The proposal – brought forward by Council Leader Mike Robbins at yesterday’s (Tuesday, January 24) Civic Committee meeting – aims to commemorate Murray and his brother Jamie in honour of their recognition in the New Year’s Honours list.
Speaking to STV News earlier in the month, the Council Leader said: “I am aware that there is a desire in some parts of the Dunblane community to have a statue or tribute to celebrate the Murray brothers’ achievements in the town, and will add this to the agenda at the next civic committee in a few weeks’ time so that initial discussions can take place.”
Despite initial plans for a bronze statue, Councillor Robbins admits that the nature of the towns ‘tribute’ is still uncertain.
He added, “Our discussion covered a range of topics. Some of our Dunblane residents favour a statue, others are open to a wider interpretation of a ‘tribute’.
“Location is also an issue, so the Bailies and I are happy to facilitate a community led initiative and to that end will be in touch with representative groups in Dunblane.”

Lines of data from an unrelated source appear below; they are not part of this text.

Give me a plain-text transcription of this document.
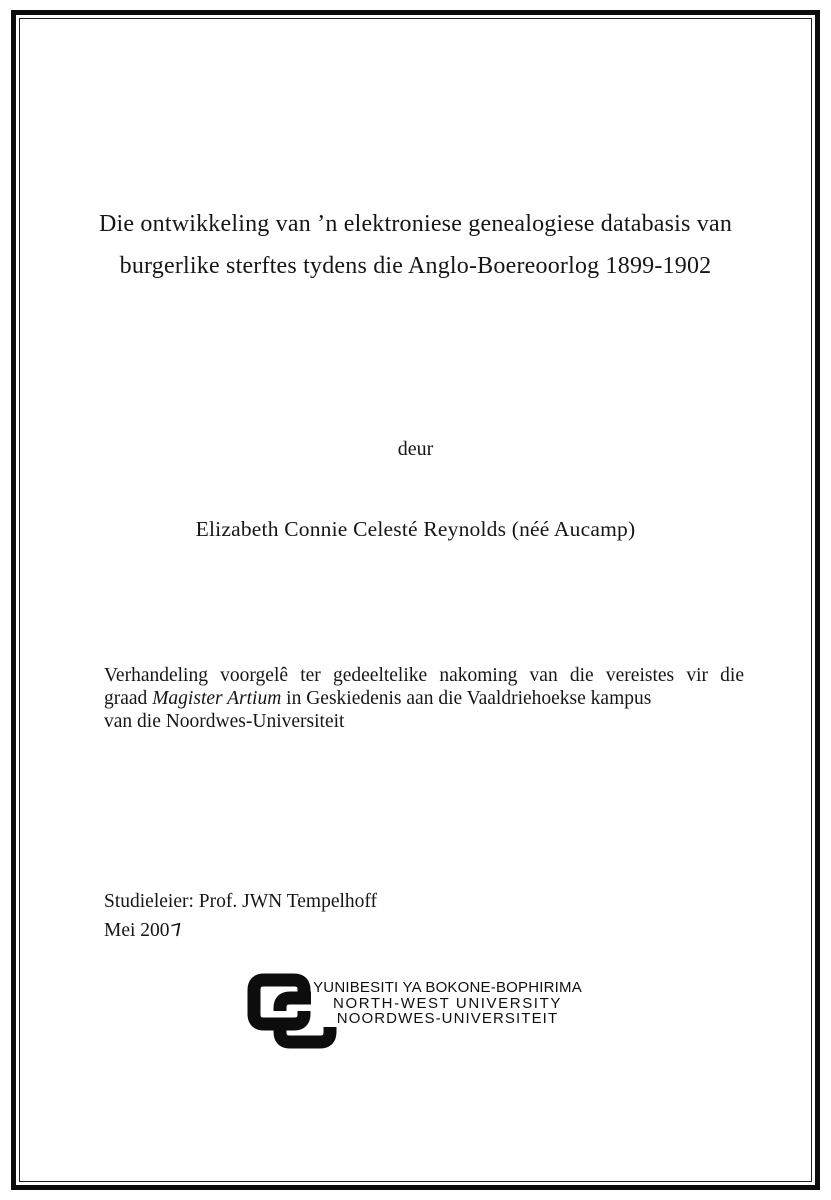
Die ontwikkeling van ’n elektroniese genealogiese databasis van
burgerlike sterftes tydens die Anglo-Boereoorlog 1899-1902
deur
Elizabeth Connie Celesté Reynolds (néé Aucamp)
Verhandeling voorgelê ter gedeeltelike nakoming van die vereistes vir die
graad Magister Artium in Geskiedenis aan die Vaaldriehoekse kampus
van die Noordwes-Universiteit
Studieleier: Prof. JWN Tempelhoff
Mei 2007
YUNIBESITI YA BOKONE-BOPHIRIMA
NORTH-WEST UNIVERSITY
NOORDWES-UNIVERSITEIT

Among his achievements, the Dunblane-born tennis champion ended 2016 as world number one, with a successful run of 24 matches and five straight titles; including picking up a gold medal during the Rio Olympics last year.
Brother Jamie is also not short of accolades, ending 2016 as world number one in men’s doubles after a year that saw him win both the US and Australian Opens alongside partner Bruno Soares.
Raleigh Gowrie, Sports Performance Manager at the University of Stirling spoke of Murray’s achievements and the impact his accolades has had towards the sport.
Gowrie said, “Andy Murray has a long history and affinity with the University – first as a young player and, later, as an honorary graduate. The success and recognition he receives in the local community and around the world is richly deserved.
“Stirling continues to be a hub for tennis in Scotland at a time when the sport is growing. More than 250 people of all ages and abilities come to the University each week to take part in our community tennis programme, eight student tennis teams compete regularly in national student and amateur competitions, and our International Sport Scholarship Programme nurtures a group of talented elite players to achieve their sporting goals at an international level.”
The double Wimbledon champion was previously honored with a terracotta warrior statue in Shanghai after he won the 2010 Rolex Masters.